Effect of Cervical Block on Recurrent Laryngeal Nerve Monitoring During Thyroid Surgery (NCT04585126) | Clinical Trial Compass
UnknownNot Applicable
Effect of Cervical Block on Recurrent Laryngeal Nerve Monitoring During Thyroid Surgery
France120 participantsStarted 2019-11-28
Plain-language summary
Non-inferiority study aimed to assess the impact of cervical block on recurrent laryngeal nerve monitoring during thyroid surgery Secondary outcomes will assess post-operative recovery, post-operative pain and post-operative dysphonia
Who can participate
Age range
18 Years
Sex
ALL
See this in plain English?
AI-rewrites the medical criteria so a patient or caregiver can understand them. Always confirm with the trial site.
Inclusion Criteria:
* Patients over 18, able to give consent after clear and fair information
* Affiliated to social security
* Total thyroidectomy performed in the context of Graves' disease in biological euthyroidism with the need for surgical treatment (pregnancy project, fluctuating TSH, etc.), or multiheteronodular goiter with suspect or compressive nodules, or lobo-isthmectomy
* No previous homolateral cervical surgery
* Professional activity
* Telephone line (at home or cellular)
Exclusion Criteria:
* Patients over 18 under legal protection
* Allergy to local anesthetics
* Existence of preoperative laryngeal dysphonia or paralysis
* Patient with a submerging goiter (lower edge of the thyroid not seen on the preoperative cervical ultrasound)
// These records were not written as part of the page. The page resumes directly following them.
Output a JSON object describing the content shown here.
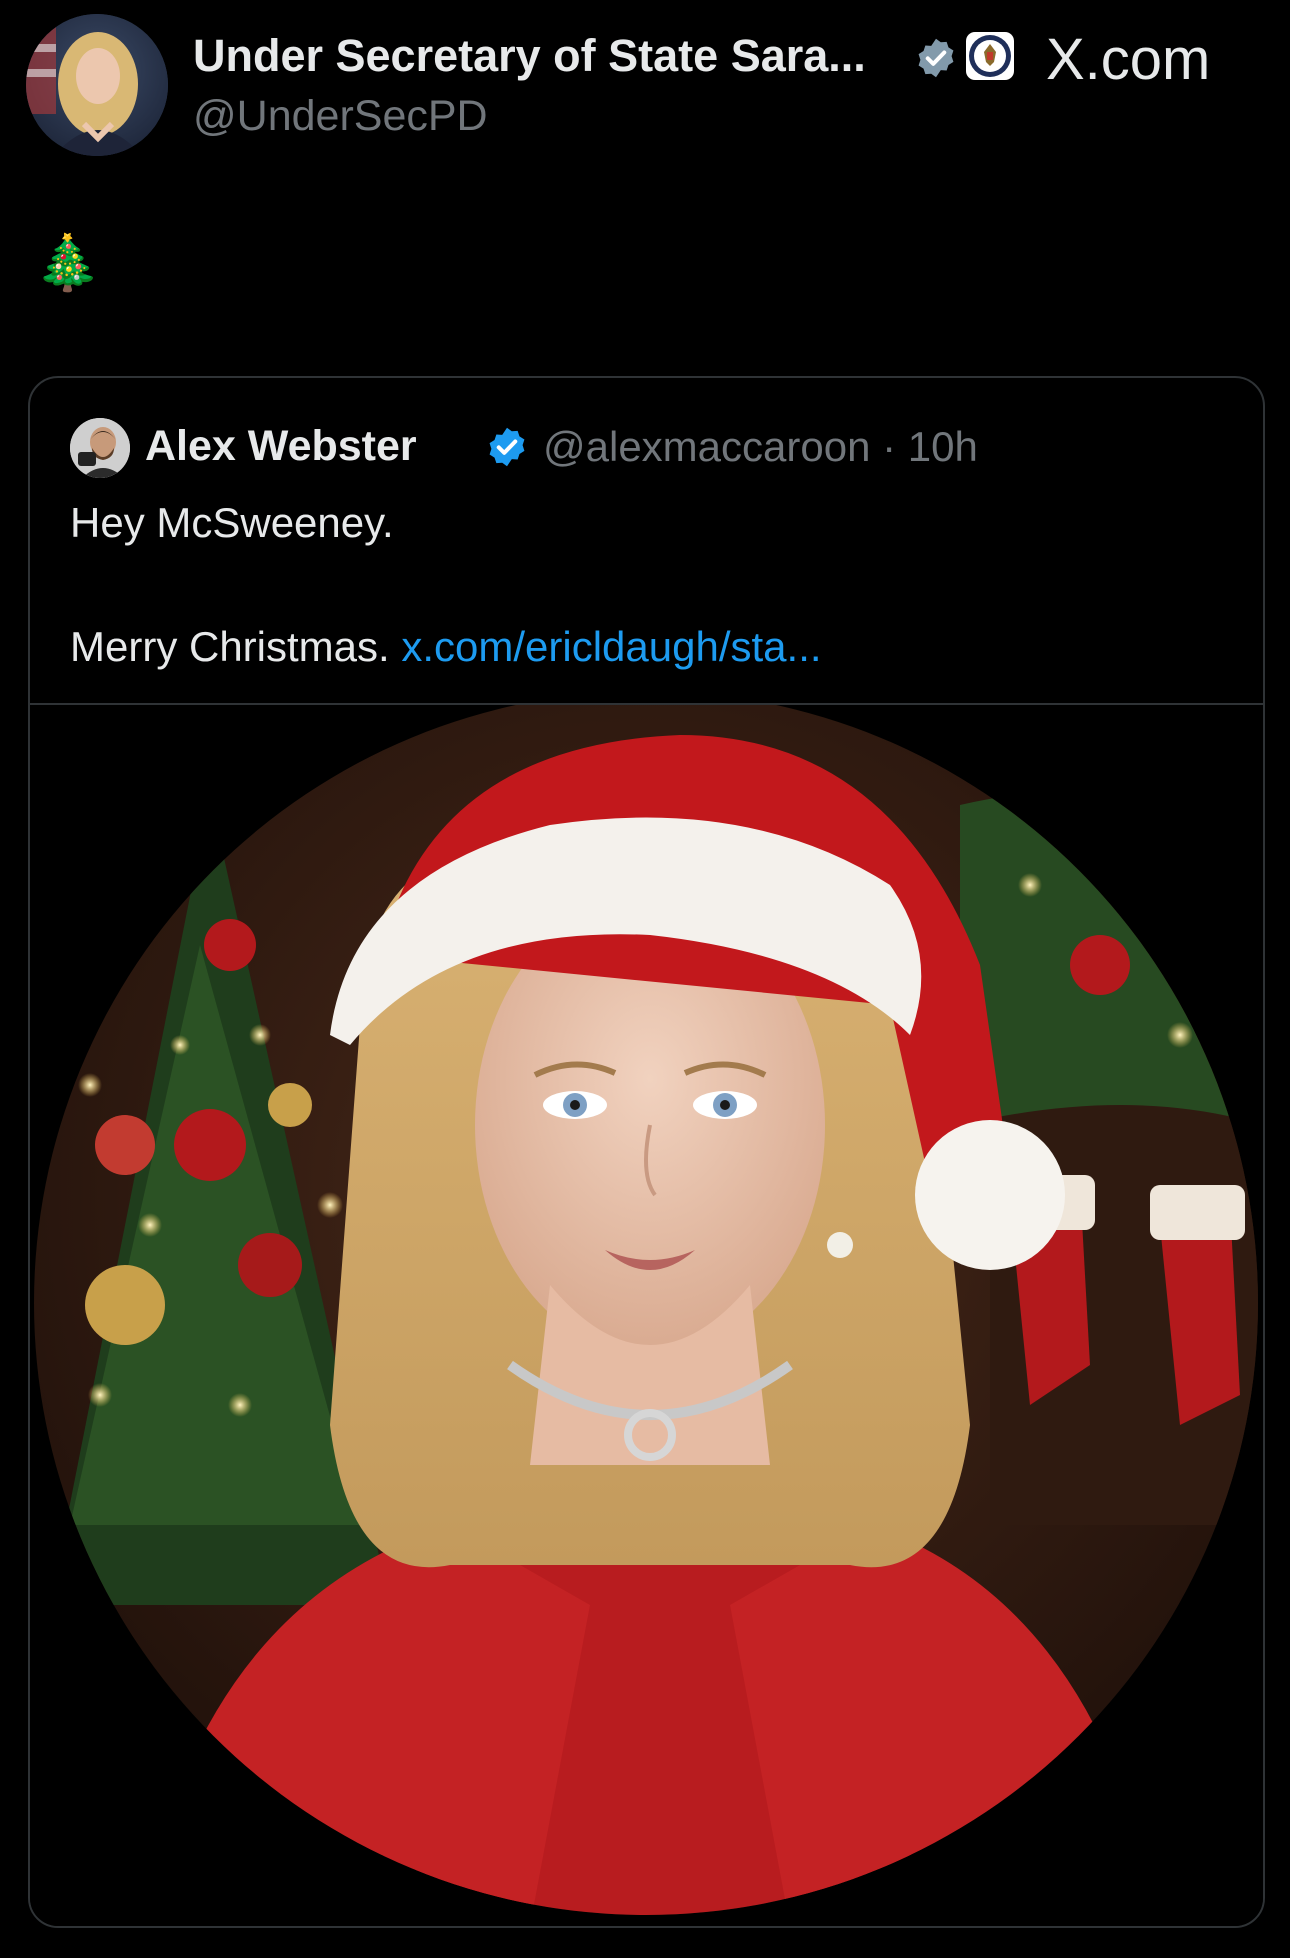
{
  "header": {
    "display_name": "Under Secretary of State Sara...",
    "handle": "@UnderSecPD",
    "brand": "X.com",
    "verified_badge": "verified-badge-icon",
    "affiliation_badge": "state-department-seal-icon"
  },
  "tweet": {
    "text": "🎄"
  },
  "quote": {
    "name": "Alex Webster",
    "handle": "@alexmaccaroon · 10h",
    "line1": "Hey McSweeney.",
    "line2_text": "Merry Christmas.",
    "link": "x.com/ericldaugh/sta...",
    "verified_badge": "verified-badge-icon"
  },
  "media": {
    "image": "santa-hat-portrait-image"
  },
  "colors": {
    "background": "#000000",
    "text": "#e7e9ea",
    "muted": "#71767b",
    "link": "#1d9bf0",
    "verified": "#1d9bf0",
    "border": "#2f3336"
  }
}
* Presence of uncontrolled infectious pathology
* Pregnant or breastfeeding woman or no contraception
* Lymph node dissection planned or patient at high risk of lymph node dissection (BETHESDA 5 and 6)
Questions worth asking your doctor
Bring these to your next appointment. They're a starting point for a shared conversation — not a sign you qualify or a recommendation to enrol.
1Based on my diagnosis and history, is this trial worth exploring for me — or is there a standard treatment we should try first?
2What does this trial's phase tell us about how much is already known about its safety and benefit?
3What would taking part actually involve for me — visits, tests, time, and travel?
4What are the known and possible risks or side effects I should weigh, and how would they be monitored?
5If this trial isn't the right fit, what other options or trials would you suggest I look into?
Generated to help you prepare — always confirm anything about your own eligibility and care with the study team and your doctor.
Questions for the trial coordinator
The trial coordinator is the person who runs the study day to day. These cover the practical side — logistics, costs, and what taking part would actually mean for your life. The study team confirms whether you meet the criteria; these are questions to ask, not a sign you qualify.
1What does taking part actually involve week to week — how many visits, where, and how long does each one take?
2What costs are covered by the study, and what might I have to pay for myself, including travel, parking, or time off work?
3What happens during screening, and what happens if the study team confirms I don't meet the criteria after those tests?
4Who pays for the scans, blood work, and other tests the trial requires — the study, my insurance, or me?
5How will being in the trial affect my regular care, and will my own doctor stay informed and involved?
6Can I leave the trial at any point if I change my mind, and what would happen to my care if I do?
A starting point for the conversation — always confirm anything about your own eligibility, costs, and care with the study team and your doctor.